20 работниц с отвращением вытерли губы платками, а кто их не имел – подолами.
– Чего ты воешь? – спросил фельдшер у председателя.
– Я никаким сифилисом не болел!! – закричал председатель и стал совершенно такой, как клюква.
– Чудак… Я к примеру говорю… Ну, скажем, она, – и фельдшер указал трясущимся пальцем куда-то в первый ряд, который весь и опустел, шурша юбками.
– Когда женщина 8-го Марта… достигает половой, извините за выражение, зрелости, – пел с кафедры оратор, которого все больше развозило в духоте, – что она себе думает?..
– Похабник! – сказал тонкий голос в задних рядах.
– Единственно, о чем она мечтает в лунные ночи, – это устремиться к своему половому партнеру, – доложил фельдшер, совершенно разъезжаясь по швам.
Тут в избе-читальне начался стон и скрежет зубовный. Скамьи загремели и опустели. Вышли поголовно все работницы, многие – с рыданием.
Остались двое: председатель и фельдшер.
– Половой же ее партнер, – бормотал фельдшер, качаясь и глядя на председателя, – дорогая моя работница, предается любви и другим порокам…
– Я не работница! – вскрикнул председатель.
– Извиняюсь, вы мужчина? – спросил фельдшер, тараща глаза сквозь пелену.
– Мужчина! – оскорбленно выкрикнул председатель.
– Непохоже, – икнул фельдшер.
– Знаете, Иван Иванович, вы пьяный, как хам, – дрожа от негодования, воскликнул председатель, – вы мне, извините, праздник сорвали! Я на вас буду жаловаться в центр и даже выше.
– Ну, жалуйся, – сказал фельдшер, сел в кресло и заснул.
О пользе алкоголизма
На собрание по перевыборам месткома на станции N член союза Микула явился вдребезги пьяный. Рабочая масса кричала: «Недопустимо!», но представитель учка выступил с защитой Микулы, объяснив, что пьянство – социальная болезнь и что можно выбирать и выпивак в состав месткома…
Рабкор 2619
Пролог
– К черту с собрания пьяную физию! Это недопустимо! – кричала рабочая масса.
Председатель то вставал, то садился, точно внутри у него помещалась пружинка.
– Слово предоставляется! – кричал он, простирая руки, – товарищи, тише!.. Слово предоставля… товарищи, тише!.. Товарищи!.. Умоляю вас выслушать представителя учка…
– Долой Микулу! – кричала масса, – этого пьяницу надо изжить!
Лицо представителя появилось за столом президиума. На учкином лице плавала благожелательная улыбка. Масса еще поволновалась, как океан, и стихла.
– Товарищи! – воскликнул представитель приятным баритоном.
Я – председатель! И если он —Волна! А масса вы – Советская Россия,То учк не может быть не возмущен,Когда возмущена стихия!
Такое начало польстило массе чрезвычайно.
– Стихами говорит!
– Кормилец ты наш! – восхищенно воскликнула какая-то старушка и зарыдала. После того как ее вывели, представитель продолжал:
– О чем шумите вы, народные витии?!
– Насчет Микулы шумим! – отвечала масса.
– Вон его! Позор!
– Товарищи! Именно по поводу Микулы я и намерен говорить.
– Правильно! Крой его, алкоголика!
– Прежде всего перед нами возникает вопрос: действительно ли пьян означенный Микула?

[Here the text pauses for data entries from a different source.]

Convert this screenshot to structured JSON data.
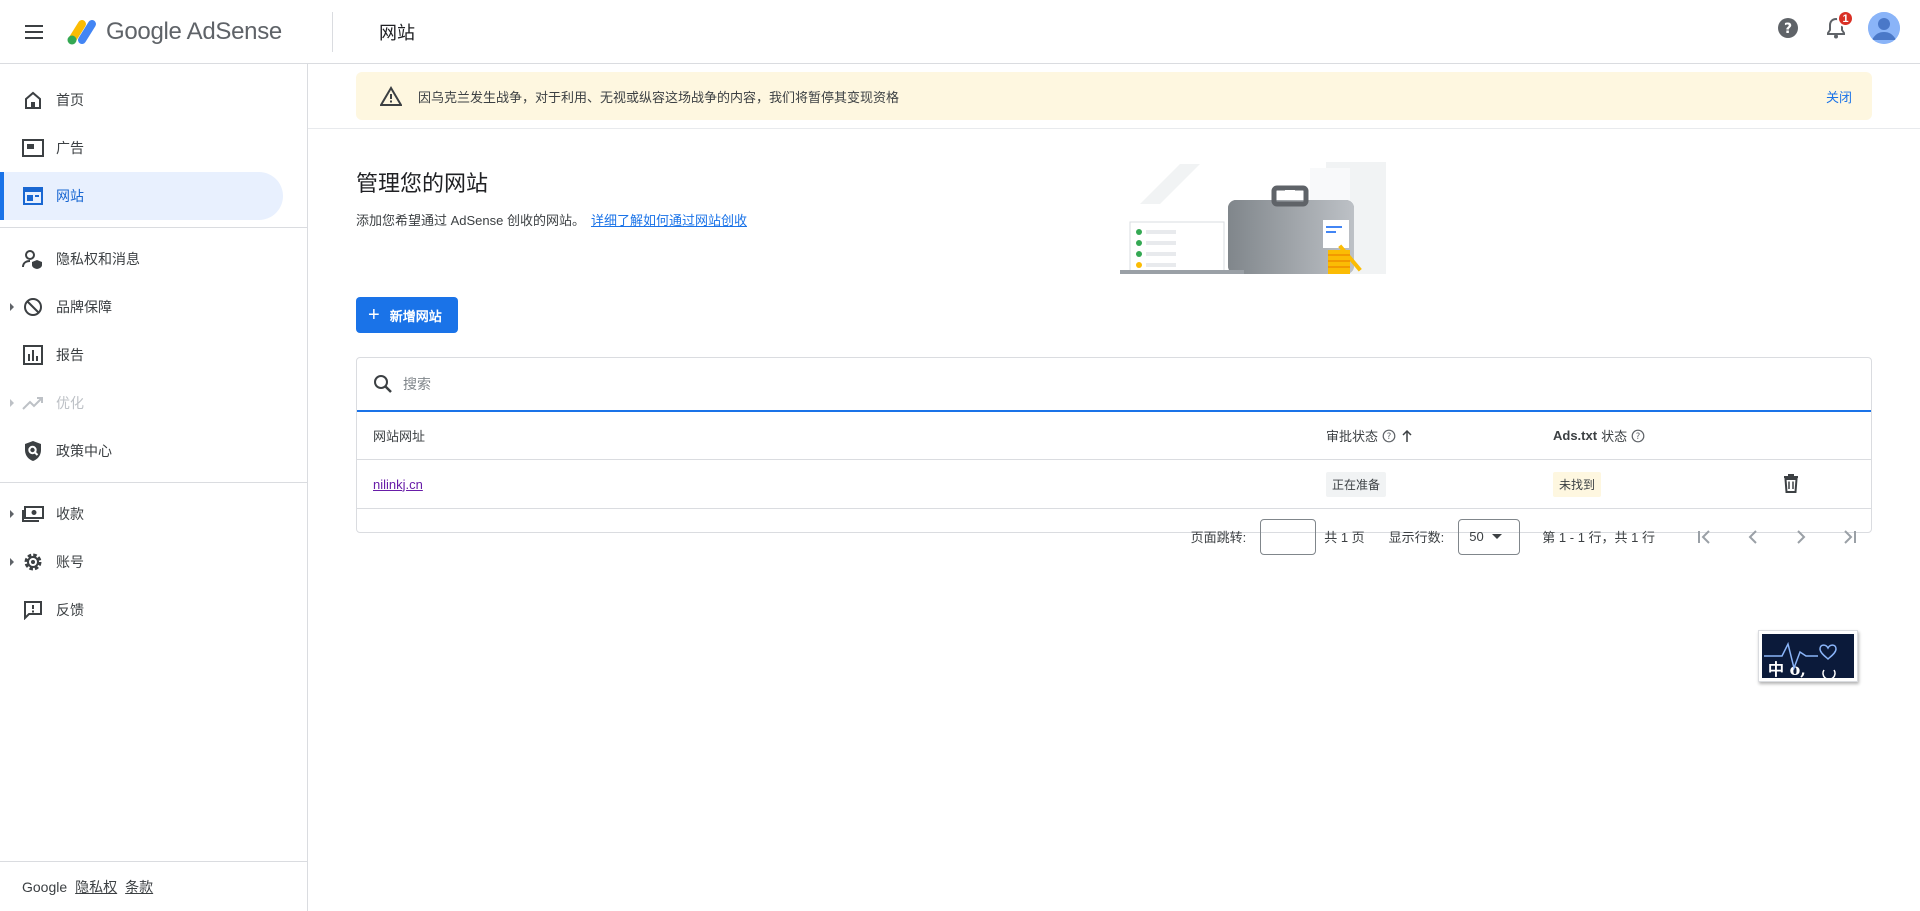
{
  "app": {
    "logo_text": "Google AdSense",
    "page_heading": "网站"
  },
  "topbar": {
    "notification_count": "1"
  },
  "sidebar": {
    "items": [
      {
        "label": "首页"
      },
      {
        "label": "广告"
      },
      {
        "label": "网站"
      },
      {
        "label": "隐私权和消息"
      },
      {
        "label": "品牌保障"
      },
      {
        "label": "报告"
      },
      {
        "label": "优化"
      },
      {
        "label": "政策中心"
      },
      {
        "label": "收款"
      },
      {
        "label": "账号"
      },
      {
        "label": "反馈"
      }
    ],
    "footer": {
      "brand": "Google",
      "privacy": "隐私权",
      "terms": "条款"
    }
  },
  "alert": {
    "text": "因乌克兰发生战争，对于利用、无视或纵容这场战争的内容，我们将暂停其变现资格",
    "close": "关闭"
  },
  "main": {
    "title": "管理您的网站",
    "subtitle": "添加您希望通过 AdSense 创收的网站。",
    "learn_more": "详细了解如何通过网站创收",
    "add_button": "新增网站"
  },
  "table": {
    "search_placeholder": "搜索",
    "headers": {
      "site": "网站网址",
      "review": "审批状态",
      "ads_txt_bold": "Ads.txt",
      "ads_txt_suffix": "状态"
    },
    "rows": [
      {
        "site": "nilinkj.cn",
        "review": "正在准备",
        "ads_txt": "未找到"
      }
    ],
    "pager": {
      "jump_label": "页面跳转:",
      "total_pages": "共 1 页",
      "rows_label": "显示行数:",
      "rows_value": "50",
      "range": "第 1 - 1 行，共 1 行"
    }
  },
  "ime": {
    "text": "中 o,"
  },
  "colors": {
    "primary": "#1a73e8",
    "alert_bg": "#fef7e0",
    "active_nav_bg": "#e8f0fe"
  }
}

– Ого-го-го-го! – закричала масса.
– Ну, хорошо, пьян, – согласился представитель. – Сомнений, дорогие товарищи, в этом нет никаких. Но тут перед нами возникает социальной важности вопрос, на каком таком основании пьян уважаемый член союза Микула?
– Именинник он! – ответила масса.
– Нет, милые граждане, не в этом дело. Корень зла лежит гораздо глубже. Наш Микула пьян, потому что он… болен.
Масса застыла, как соляной столб. Багровый Микула открыл один совершенно мутный глаз и в ужасе посмотрел на представителя.
– Да-с, милейшие товарищи, пьянство есть не что иное, как социальная болезнь, подобная туберкулезу, сифилису, чуме, холере и… прежде чем говорить о Микуле, подумаем, что такое пьянство и откуда оно взялось?.. Некогда, дорогие товарищи, бывший великий князь Владимир, прозванный за свою любовь к спиртным напиткам Красным Солнышком, воскликнул: «Наше веселие есть пити!»
– Здорово загнул!
– Здоровее трудно. Наши историки оценили по достоинству слова незабвенного бывшего князя и начали выпивать по малости, восклицая при этом: «Пьян, да умен – два угодья в нем!»
– А с князем что было? – спросила масса, которую заинтересовал доклад секретаря.
– Помер, голубчики. В одночасье от водки сгорел, – с сожалением пояснил всезнайка-секретарь.
– Царство ему небесное! – пискнула какая-то старушечка, – хуть и совецкий, а все ж святой.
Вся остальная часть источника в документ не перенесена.